Overkill in the war on pot

Marijuana
 

By Marie Myung-Ok LeeJanuary 22, 2013
As a candidate in 2008, Barack Obama emphatically stated that medical marijuana use was an issue best left to the states. One of the first promises he made as the newly elected president was that he was “not going to be using Justice Department resources to try to circumvent state laws.” This was even reiterated formally in the so-called Ogden memo of 2009, in which the Department of Justice instructed U.S. attorneys that federal enforcement should apply only to medical marijuana operations that were not in clear compliance with state law.
Obama has since “clarified” those promises, but it still makes no sense that Matthew R. Davies, a business school graduate who set out in 2009 to create a medical marijuana dispensary that would be in full compliance with California law, is facing up to 15 years in prison — with a mandatory five-year sentence.
This is just one more puzzling incident in the history of a president who not only made these promises but has also admitted to heavy recreational use of marijuana himself in his youth. As a second-term president, with little to lose, why is he continuing his odd campaign on a state-approved industry that employs people, pays taxes and distributes a safe and clinically useful product?

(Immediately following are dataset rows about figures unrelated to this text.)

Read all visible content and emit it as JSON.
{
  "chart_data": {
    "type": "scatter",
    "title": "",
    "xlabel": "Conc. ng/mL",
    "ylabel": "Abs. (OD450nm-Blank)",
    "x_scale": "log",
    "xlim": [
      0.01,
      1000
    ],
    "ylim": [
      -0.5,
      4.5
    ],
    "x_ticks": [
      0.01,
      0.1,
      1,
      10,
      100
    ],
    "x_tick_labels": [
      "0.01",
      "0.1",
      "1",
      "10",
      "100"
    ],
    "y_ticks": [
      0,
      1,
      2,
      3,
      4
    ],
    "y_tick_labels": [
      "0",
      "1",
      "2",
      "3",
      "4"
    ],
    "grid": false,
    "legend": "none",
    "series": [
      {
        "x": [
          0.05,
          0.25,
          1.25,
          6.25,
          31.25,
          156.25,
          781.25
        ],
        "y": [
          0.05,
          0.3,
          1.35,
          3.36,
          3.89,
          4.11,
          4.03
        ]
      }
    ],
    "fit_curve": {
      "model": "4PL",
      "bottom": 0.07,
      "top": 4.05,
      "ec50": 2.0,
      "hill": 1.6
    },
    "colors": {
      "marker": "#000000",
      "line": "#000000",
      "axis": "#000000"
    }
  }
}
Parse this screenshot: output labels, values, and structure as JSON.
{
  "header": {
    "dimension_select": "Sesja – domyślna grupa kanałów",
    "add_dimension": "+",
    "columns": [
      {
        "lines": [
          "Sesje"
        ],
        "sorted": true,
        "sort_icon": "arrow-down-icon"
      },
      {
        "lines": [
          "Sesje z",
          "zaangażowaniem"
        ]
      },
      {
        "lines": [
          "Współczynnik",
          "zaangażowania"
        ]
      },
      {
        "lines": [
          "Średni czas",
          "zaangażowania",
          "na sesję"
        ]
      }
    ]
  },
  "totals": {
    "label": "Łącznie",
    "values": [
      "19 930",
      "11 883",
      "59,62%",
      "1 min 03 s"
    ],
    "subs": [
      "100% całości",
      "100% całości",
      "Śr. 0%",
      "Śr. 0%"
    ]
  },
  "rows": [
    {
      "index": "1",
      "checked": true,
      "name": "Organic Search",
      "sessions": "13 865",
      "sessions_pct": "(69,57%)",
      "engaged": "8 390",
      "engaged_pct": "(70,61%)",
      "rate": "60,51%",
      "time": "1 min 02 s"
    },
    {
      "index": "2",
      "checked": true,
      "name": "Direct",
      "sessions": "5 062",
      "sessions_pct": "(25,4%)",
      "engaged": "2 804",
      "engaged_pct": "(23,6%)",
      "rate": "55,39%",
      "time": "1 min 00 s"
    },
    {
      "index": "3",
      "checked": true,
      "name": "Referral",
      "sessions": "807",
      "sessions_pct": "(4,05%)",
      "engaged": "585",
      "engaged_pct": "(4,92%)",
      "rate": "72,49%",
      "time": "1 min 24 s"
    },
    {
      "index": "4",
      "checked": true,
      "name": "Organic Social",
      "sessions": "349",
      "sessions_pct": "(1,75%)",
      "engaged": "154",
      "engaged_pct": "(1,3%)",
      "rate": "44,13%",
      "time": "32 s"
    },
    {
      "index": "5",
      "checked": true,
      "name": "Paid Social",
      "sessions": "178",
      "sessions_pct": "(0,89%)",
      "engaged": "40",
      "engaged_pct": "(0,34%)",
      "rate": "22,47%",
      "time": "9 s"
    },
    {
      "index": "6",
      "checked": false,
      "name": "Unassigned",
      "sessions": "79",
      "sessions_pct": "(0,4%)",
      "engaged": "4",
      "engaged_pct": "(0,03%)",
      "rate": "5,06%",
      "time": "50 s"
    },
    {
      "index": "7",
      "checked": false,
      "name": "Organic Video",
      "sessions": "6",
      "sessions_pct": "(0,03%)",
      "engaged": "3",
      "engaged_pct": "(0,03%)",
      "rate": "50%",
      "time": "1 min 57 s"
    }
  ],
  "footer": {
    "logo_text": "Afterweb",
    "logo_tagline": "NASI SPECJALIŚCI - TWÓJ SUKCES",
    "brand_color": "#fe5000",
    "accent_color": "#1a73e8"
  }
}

Lost in this fray is the fact that marijuana is medicine. My son is autistic and has an autoimmune gastrointestinal problem for which, at my suggestion, his doctor prescribed him Marinol (a synthetic THC drug). When that proved ineffective, the doctor agreed to prescribe medical cannabis, which is legal in Rhode Island where we were living and, unlike in some states, such as California, is approved for pediatric use. At the time, our son was eating his clothes. Whether as an autistic behavior or because of gastric pain, we weren’t sure; but every day, unless we had him shirtless, he would consume the entire front of his cotton shirt, and sometimes his jacket, on the bus to and from school.
Medical marijuana cured him. But it wasn’t as easy as running out and buying him a joint. When we first considered cannabis, my husband and I made a decision not to procure it illegally. That was complicated because although medical marijuana was legal in Rhode Island at the time, dispensaries were not, and we needed information about what kind of marijuana might help our son.